Kurioserweise habe ich neulich den Hinweis gefunden, warum mein Handy zwar keinen Analoganschluss, aber immer noch ein eingebautes UKW-Radio hat. Ich dachte eigentlich, dass das nicht mehr geht, weil das Handy doch das Kopfhörerkabel als Antenne braucht. Sie haben es aber hinbekommen, auch USB-Kopfhörer (sofern mit Kabel) als Antenne zu verwenden. Ach. Schön. Ja, ich habe USB-Kopfhörer mit Kabel. Aber die sind viel leiser als die analogen, weil da irgendeine EU-Vorschrift die Lautstärke begrenzt.

Ich habe in der Kiste noch zwei Bluetooth-Sender-Empfänger-Module gefunden. Habe ich vor mindestens zehn Jahren billig im Discounter gekauft, als die Bluetooth-Welle aufkam. Nie gebraucht, weil noch original im Blister eingeschweißt. Die Dinger haben Akkus.
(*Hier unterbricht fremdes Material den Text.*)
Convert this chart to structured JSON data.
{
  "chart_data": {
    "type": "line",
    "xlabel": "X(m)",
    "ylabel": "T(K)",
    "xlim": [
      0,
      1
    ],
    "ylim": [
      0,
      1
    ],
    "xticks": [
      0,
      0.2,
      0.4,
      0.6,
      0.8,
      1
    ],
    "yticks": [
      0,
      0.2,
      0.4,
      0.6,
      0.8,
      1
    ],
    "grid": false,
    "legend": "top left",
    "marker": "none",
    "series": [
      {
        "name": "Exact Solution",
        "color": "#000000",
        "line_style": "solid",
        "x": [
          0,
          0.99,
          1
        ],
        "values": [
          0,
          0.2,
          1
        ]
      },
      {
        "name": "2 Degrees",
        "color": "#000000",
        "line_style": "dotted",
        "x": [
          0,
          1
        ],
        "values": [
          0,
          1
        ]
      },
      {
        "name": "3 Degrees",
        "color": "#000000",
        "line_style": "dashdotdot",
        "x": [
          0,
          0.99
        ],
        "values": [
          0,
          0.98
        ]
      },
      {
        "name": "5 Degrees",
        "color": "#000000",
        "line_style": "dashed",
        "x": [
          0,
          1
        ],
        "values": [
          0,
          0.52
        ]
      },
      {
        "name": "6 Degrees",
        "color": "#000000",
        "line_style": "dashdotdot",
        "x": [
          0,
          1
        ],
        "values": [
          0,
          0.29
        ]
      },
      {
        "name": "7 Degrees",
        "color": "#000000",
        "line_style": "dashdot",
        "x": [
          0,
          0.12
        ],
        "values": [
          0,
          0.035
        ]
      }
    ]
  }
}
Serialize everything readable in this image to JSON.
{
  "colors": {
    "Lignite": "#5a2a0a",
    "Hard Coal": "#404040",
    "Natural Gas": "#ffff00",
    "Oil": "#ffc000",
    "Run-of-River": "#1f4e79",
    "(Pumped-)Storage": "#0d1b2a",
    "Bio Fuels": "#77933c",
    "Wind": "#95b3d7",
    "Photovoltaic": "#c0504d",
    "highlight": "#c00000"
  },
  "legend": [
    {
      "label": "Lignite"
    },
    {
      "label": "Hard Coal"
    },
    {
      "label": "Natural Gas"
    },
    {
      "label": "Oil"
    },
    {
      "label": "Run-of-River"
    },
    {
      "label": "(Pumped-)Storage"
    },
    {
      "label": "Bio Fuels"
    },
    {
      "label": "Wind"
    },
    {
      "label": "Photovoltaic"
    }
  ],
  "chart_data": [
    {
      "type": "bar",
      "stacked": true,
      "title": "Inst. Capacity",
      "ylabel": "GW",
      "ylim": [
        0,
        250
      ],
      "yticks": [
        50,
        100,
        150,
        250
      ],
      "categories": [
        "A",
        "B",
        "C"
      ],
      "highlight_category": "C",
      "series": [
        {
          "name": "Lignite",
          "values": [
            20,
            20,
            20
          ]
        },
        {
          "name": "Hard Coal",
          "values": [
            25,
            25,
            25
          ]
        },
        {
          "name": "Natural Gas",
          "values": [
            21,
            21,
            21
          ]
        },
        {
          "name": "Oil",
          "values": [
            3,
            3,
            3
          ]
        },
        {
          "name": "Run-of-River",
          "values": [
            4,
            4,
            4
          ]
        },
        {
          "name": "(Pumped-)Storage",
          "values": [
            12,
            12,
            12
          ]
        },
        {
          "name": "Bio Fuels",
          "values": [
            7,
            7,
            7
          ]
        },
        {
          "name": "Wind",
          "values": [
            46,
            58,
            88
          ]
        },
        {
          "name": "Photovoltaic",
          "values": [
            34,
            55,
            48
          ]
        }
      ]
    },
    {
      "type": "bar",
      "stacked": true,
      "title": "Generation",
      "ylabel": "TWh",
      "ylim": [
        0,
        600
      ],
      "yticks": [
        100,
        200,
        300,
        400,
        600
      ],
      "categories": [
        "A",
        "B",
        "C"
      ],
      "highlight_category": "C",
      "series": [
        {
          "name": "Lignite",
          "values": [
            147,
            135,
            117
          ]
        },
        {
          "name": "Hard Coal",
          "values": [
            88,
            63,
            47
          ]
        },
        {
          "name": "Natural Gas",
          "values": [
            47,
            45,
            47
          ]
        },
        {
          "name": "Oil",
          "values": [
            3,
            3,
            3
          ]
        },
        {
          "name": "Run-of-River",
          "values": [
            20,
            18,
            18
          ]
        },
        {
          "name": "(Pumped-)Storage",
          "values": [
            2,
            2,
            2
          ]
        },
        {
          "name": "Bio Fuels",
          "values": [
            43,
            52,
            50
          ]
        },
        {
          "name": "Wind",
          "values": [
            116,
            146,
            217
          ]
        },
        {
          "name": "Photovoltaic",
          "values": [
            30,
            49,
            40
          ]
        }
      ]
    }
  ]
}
Ist ein Akku noch zu gebrauchen oder auch schon chemisch zersetzt, wenn er 10 Jahre unbenutzt und ungeöffnet herumliegt?

Überhaupt, in wievielen Geräten heute Akkus stecken. Die man nicht tauschen kann. Womit schon deshalb nach ein paar Jahren das Schicksal besiegelt ist, im Müll zu landen.

Ich finde es erstaunlich, wieviel Kopfhörermüll ich allein aus chemischen Gründen gerade rausgeworfen habe.

Und sie sind alle ganz versessen darauf, dasselbe Problem mit Autos zu haben. Sind e-Autos genauso müllproduzierend wie Kopfhörer?

Oder anders gefragt: Warum drucken die eigentlich auf Kopfhörer kein Mindesthaltbarkeitsdatum wie auf Konservendosen?